Startled out of his thoughts as if he'd suddenly been splashed with cold water, the Doctor pushed off of the console and stood up straight, looking in the direction of Amy and Rory. 

"I'm sorry, what?" 

They were staring at him as if he'd just sprouted another head.  After a long pause, it was Amy who finally took a step closer.  "Doctor, are you alright?"

"Yes, of course I'm alright.  Why wouldn't I be alright?"

"Well, you just sort of spaced out there for a minute and that's usually what you do when you're definitely not alright."

He felt the twinge again, deep in the pit of his stomach.  But more than that, he heard it.  Not in himself, but in the hum of the Tardis, in the throb of her Matrix.  The slightest little glitch, the faintest little cry, but he heard it.  He gave Amy a reassuring smile before he turned away from her. 

"Perfectly fine!" he lied, clapping his hands together.  "Now.  Where should we go?"
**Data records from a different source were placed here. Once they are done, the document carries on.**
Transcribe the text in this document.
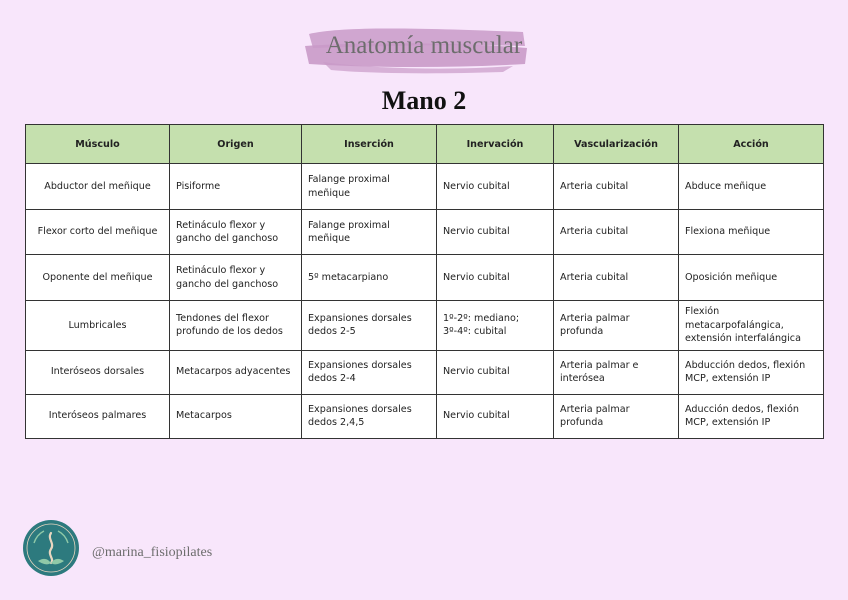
Anatomía muscular
Mano 2
Músculo	Origen	Inserción	Inervación	Vascularización	Acción
Abductor del meñique	Pisiforme	Falange proximal meñique	Nervio cubital	Arteria cubital	Abduce meñique
Flexor corto del meñique	Retináculo flexor y gancho del ganchoso	Falange proximal meñique	Nervio cubital	Arteria cubital	Flexiona meñique
Oponente del meñique	Retináculo flexor y gancho del ganchoso	5º metacarpiano	Nervio cubital	Arteria cubital	Oposición meñique
Lumbricales	Tendones del flexor profundo de los dedos	Expansiones dorsales dedos 2-5	1º-2º: mediano; 3º-4º: cubital	Arteria palmar profunda	Flexión metacarpofalángica, extensión interfalángica
Interóseos dorsales	Metacarpos adyacentes	Expansiones dorsales dedos 2-4	Nervio cubital	Arteria palmar e interósea	Abducción dedos, flexión MCP, extensión IP
Interóseos palmares	Metacarpos	Expansiones dorsales dedos 2,4,5	Nervio cubital	Arteria palmar profunda	Aducción dedos, flexión MCP, extensión IP
@marina_fisiopilates
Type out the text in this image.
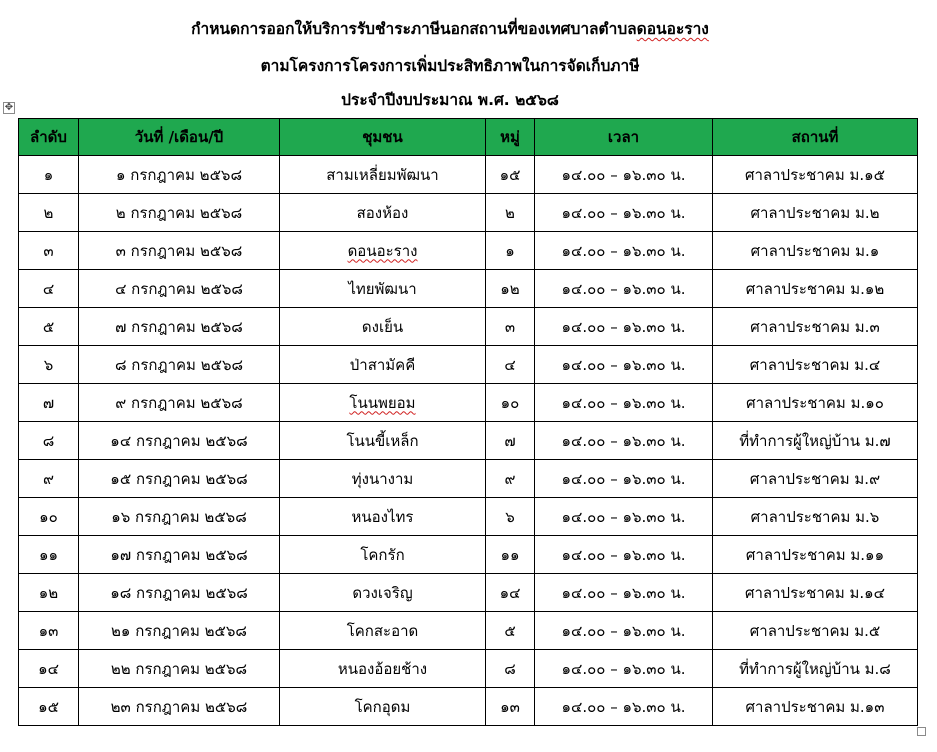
กำหนดการออกให้บริการรับชำระภาษีนอกสถานที่ของเทศบาลตำบลดอนอะราง
ตามโครงการโครงการเพิ่มประสิทธิภาพในการจัดเก็บภาษี
ประจำปีงบประมาณ พ.ศ. ๒๕๖๘
✥
ลำดับ	วันที่ /เดือน/ปี	ชุมชน	หมู่	เวลา	สถานที่
๑	๑ กรกฎาคม ๒๕๖๘	สามเหลี่ยมพัฒนา	๑๕	๑๔.๐๐ – ๑๖.๓๐ น.	ศาลาประชาคม ม.๑๕
๒	๒ กรกฎาคม ๒๕๖๘	สองห้อง	๒	๑๔.๐๐ – ๑๖.๓๐ น.	ศาลาประชาคม ม.๒
๓	๓ กรกฎาคม ๒๕๖๘	ดอนอะราง	๑	๑๔.๐๐ – ๑๖.๓๐ น.	ศาลาประชาคม ม.๑
๔	๔ กรกฎาคม ๒๕๖๘	ไทยพัฒนา	๑๒	๑๔.๐๐ – ๑๖.๓๐ น.	ศาลาประชาคม ม.๑๒
๕	๗ กรกฎาคม ๒๕๖๘	ดงเย็น	๓	๑๔.๐๐ – ๑๖.๓๐ น.	ศาลาประชาคม ม.๓
๖	๘ กรกฎาคม ๒๕๖๘	ป่าสามัคคี	๔	๑๔.๐๐ – ๑๖.๓๐ น.	ศาลาประชาคม ม.๔
๗	๙ กรกฎาคม ๒๕๖๘	โนนพยอม	๑๐	๑๔.๐๐ – ๑๖.๓๐ น.	ศาลาประชาคม ม.๑๐
๘	๑๔ กรกฎาคม ๒๕๖๘	โนนขี้เหล็ก	๗	๑๔.๐๐ – ๑๖.๓๐ น.	ที่ทำการผู้ใหญ่บ้าน ม.๗
๙	๑๕ กรกฎาคม ๒๕๖๘	ทุ่งนางาม	๙	๑๔.๐๐ – ๑๖.๓๐ น.	ศาลาประชาคม ม.๙
๑๐	๑๖ กรกฎาคม ๒๕๖๘	หนองไทร	๖	๑๔.๐๐ – ๑๖.๓๐ น.	ศาลาประชาคม ม.๖
๑๑	๑๗ กรกฎาคม ๒๕๖๘	โคกรัก	๑๑	๑๔.๐๐ – ๑๖.๓๐ น.	ศาลาประชาคม ม.๑๑
๑๒	๑๘ กรกฎาคม ๒๕๖๘	ดวงเจริญ	๑๔	๑๔.๐๐ – ๑๖.๓๐ น.	ศาลาประชาคม ม.๑๔
๑๓	๒๑ กรกฎาคม ๒๕๖๘	โคกสะอาด	๕	๑๔.๐๐ – ๑๖.๓๐ น.	ศาลาประชาคม ม.๕
๑๔	๒๒ กรกฎาคม ๒๕๖๘	หนองอ้อยช้าง	๘	๑๔.๐๐ – ๑๖.๓๐ น.	ที่ทำการผู้ใหญ่บ้าน ม.๘
๑๕	๒๓ กรกฎาคม ๒๕๖๘	โคกอุดม	๑๓	๑๔.๐๐ – ๑๖.๓๐ น.	ศาลาประชาคม ม.๑๓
He wasn't listening to her answer.  Instead, his eyes were drawn to the time rotor in the center of the console.  The faintest flicker, like a muted sob or a muffled cry.  Something was wrong with her.  Something was wrong and he could feel it. 
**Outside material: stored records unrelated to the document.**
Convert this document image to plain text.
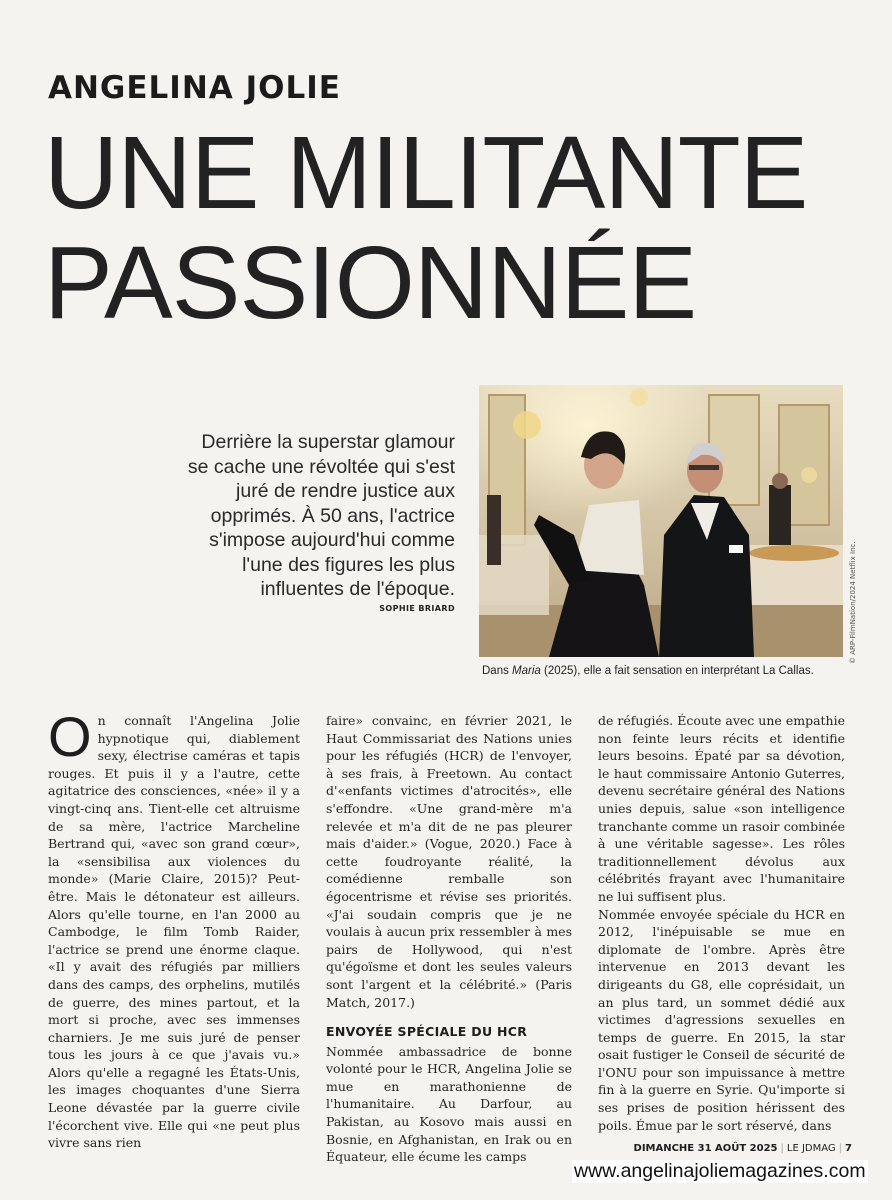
ANGELINA JOLIE
UNE MILITANTE
PASSIONNÉE
Derrière la superstar glamour se cache une révoltée qui s'est juré de rendre justice aux opprimés. À 50 ans, l'actrice s'impose aujourd'hui comme l'une des figures les plus influentes de l'époque.
SOPHIE BRIARD	© ARP-FilmNation/2024 Netflix Inc.
Dans Maria (2025), elle a fait sensation en interprétant La Callas.
O n connaît l'Angelina Jolie hypnotique qui, diablement sexy, électrise caméras et tapis rouges. Et puis il y a l'autre, cette agitatrice des consciences, «née» il y a vingt-cinq ans. Tient-elle cet altruisme de sa mère, l'actrice Marcheline Bertrand qui, «avec son grand cœur», la «sensibilisa aux violences du monde» (Marie Claire, 2015)? Peut-être. Mais le détonateur est ailleurs. Alors qu'elle tourne, en l'an 2000 au Cambodge, le film Tomb Raider, l'actrice se prend une énorme claque. «Il y avait des réfugiés par milliers dans des camps, des orphelins, mutilés de guerre, des mines partout, et la mort si proche, avec ses immenses charniers. Je me suis juré de penser tous les jours à ce que j'avais vu.» Alors qu'elle a regagné les États-Unis, les images choquantes d'une Sierra Leone dévastée par la guerre civile l'écorchent vive. Elle qui «ne peut plus vivre sans rien

faire» convainc, en février 2021, le Haut Commissariat des Nations unies pour les réfugiés (HCR) de l'envoyer, à ses frais, à Freetown. Au contact d'«enfants victimes d'atrocités», elle s'effondre. «Une grand-mère m'a relevée et m'a dit de ne pas pleurer mais d'aider.» (Vogue, 2020.) Face à cette foudroyante réalité, la comédienne remballe son égocentrisme et révise ses priorités. «J'ai soudain compris que je ne voulais à aucun prix ressembler à mes pairs de Hollywood, qui n'est qu'égoïsme et dont les seules valeurs sont l'argent et la célébrité.» (Paris Match, 2017.)

ENVOYÉE SPÉCIALE DU HCR

Nommée ambassadrice de bonne volonté pour le HCR, Angelina Jolie se mue en marathonienne de l'humanitaire. Au Darfour, au Pakistan, au Kosovo mais aussi en Bosnie, en Afghanistan, en Irak ou en Équateur, elle écume les camps

de réfugiés. Écoute avec une empathie non feinte leurs récits et identifie leurs besoins. Épaté par sa dévotion, le haut commissaire Antonio Guterres, devenu secrétaire général des Nations unies depuis, salue «son intelligence tranchante comme un rasoir combinée à une véritable sagesse». Les rôles traditionnellement dévolus aux célébrités frayant avec l'humanitaire ne lui suffisent plus.

Nommée envoyée spéciale du HCR en 2012, l'inépuisable se mue en diplomate de l'ombre. Après être intervenue en 2013 devant les dirigeants du G8, elle coprésidait, un an plus tard, un sommet dédié aux victimes d'agressions sexuelles en temps de guerre. En 2015, la star osait fustiger le Conseil de sécurité de l'ONU pour son impuissance à mettre fin à la guerre en Syrie. Qu'importe si ses prises de position hérissent des poils. Émue par le sort réservé, dans

DIMANCHE 31 AOÛT 2025 | LE JDMAG | 7
www.angelinajoliemagazines.com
What is it, old girl?  What are you trying to say?

But there was nothing but that flicker of feeling again - that sense of grief and loneliness.  And the memory of another life, so far removed from the present he sometimes forgot he had ever been that man.  A memory of another time and place.

A memory of a storm...

"On second thought," the Doctor answered warily, reluctant to even give voice to the feeling that was settling inside of him.  "I think we'd better postpone the holiday."

*X*X*X*

Wandering among the crowd that was slowly filing out of the stadium - eighty thousand people on a Friday evening, all trying to leave at once - Rose was glad they were in no hurry.  She'd never been to the Olympics before, although she was sure the Doctor had.  He knew how it all turned out in the end; fair chance he had seen it, or something very much like it.  Or, maybe... not so much like it.
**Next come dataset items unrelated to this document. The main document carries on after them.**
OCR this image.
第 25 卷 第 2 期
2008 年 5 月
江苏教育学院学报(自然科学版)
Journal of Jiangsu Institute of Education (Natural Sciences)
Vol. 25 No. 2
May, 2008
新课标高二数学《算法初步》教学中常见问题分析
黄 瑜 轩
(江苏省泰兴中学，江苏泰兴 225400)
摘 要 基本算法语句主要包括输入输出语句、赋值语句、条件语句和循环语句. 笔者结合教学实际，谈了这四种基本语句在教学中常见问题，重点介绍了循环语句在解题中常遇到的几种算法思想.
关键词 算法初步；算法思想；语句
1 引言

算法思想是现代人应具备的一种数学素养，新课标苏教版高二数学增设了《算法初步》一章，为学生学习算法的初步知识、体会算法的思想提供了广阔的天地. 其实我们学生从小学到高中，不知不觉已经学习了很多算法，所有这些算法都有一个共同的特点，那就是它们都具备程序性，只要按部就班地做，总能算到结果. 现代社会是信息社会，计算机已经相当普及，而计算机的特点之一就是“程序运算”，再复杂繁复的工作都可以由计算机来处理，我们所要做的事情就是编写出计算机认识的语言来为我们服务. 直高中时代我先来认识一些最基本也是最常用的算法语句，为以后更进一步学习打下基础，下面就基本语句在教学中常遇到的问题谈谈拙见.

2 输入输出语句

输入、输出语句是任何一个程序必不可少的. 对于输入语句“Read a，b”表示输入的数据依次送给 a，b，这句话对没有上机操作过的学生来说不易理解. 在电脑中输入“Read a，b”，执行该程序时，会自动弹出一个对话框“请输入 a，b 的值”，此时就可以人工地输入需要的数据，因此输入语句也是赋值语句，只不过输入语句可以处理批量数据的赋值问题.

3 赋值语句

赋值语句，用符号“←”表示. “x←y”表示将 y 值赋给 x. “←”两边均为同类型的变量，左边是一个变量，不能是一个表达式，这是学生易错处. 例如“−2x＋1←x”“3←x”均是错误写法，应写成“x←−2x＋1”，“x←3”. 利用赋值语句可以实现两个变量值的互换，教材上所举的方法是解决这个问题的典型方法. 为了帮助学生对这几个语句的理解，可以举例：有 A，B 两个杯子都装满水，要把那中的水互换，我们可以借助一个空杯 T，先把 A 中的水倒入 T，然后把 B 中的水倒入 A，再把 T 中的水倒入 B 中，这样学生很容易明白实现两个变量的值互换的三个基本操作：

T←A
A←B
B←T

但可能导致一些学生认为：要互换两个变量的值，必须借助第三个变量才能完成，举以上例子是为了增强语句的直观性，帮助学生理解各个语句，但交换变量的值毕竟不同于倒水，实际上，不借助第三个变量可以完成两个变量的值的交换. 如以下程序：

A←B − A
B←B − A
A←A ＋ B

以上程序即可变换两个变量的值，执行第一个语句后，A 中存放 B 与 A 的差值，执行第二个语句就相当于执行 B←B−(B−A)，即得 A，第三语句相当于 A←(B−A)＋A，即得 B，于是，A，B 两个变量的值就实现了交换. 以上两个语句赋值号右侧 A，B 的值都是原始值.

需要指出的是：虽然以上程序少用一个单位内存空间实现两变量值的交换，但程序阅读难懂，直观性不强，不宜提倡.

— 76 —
"Anti-gravity Olympics?" she asked with wonder.  "How does that work?"

"Hmm?  Oh, well, same as regular Olympics, mostly, 'cept intergalactic by that point. The competition is unbelievable, let me tell you.  Klup versus Poosh? Blimey, 1956 blood in the water looks like nothing after that."

Her eyes widened a bit as she tried to picture it, then finally shook off the thought.  She was sure that no matter what she came up with, it wouldn't compare to the actual thing.  It never did.  Slipping her arm loosely through his, she studied him curiously. 

"So is there anything you haven't seen?"

He glanced down at her, pondering.  "Of course.  It's a big, wide open universe out there, across all of time and space.  If I had a hundred million years, I couldn't see it all."

"What about specific places?"

"What do you mean?"

"Well, you're always asking me where I want to go.  I think you should pick the next stop."

"Somewhere warm, I think."  He looked up again, studying the stars.  "Somewhere with a lot of suns. Most I've ever seen is seven.  I wonder if there's a planet with more."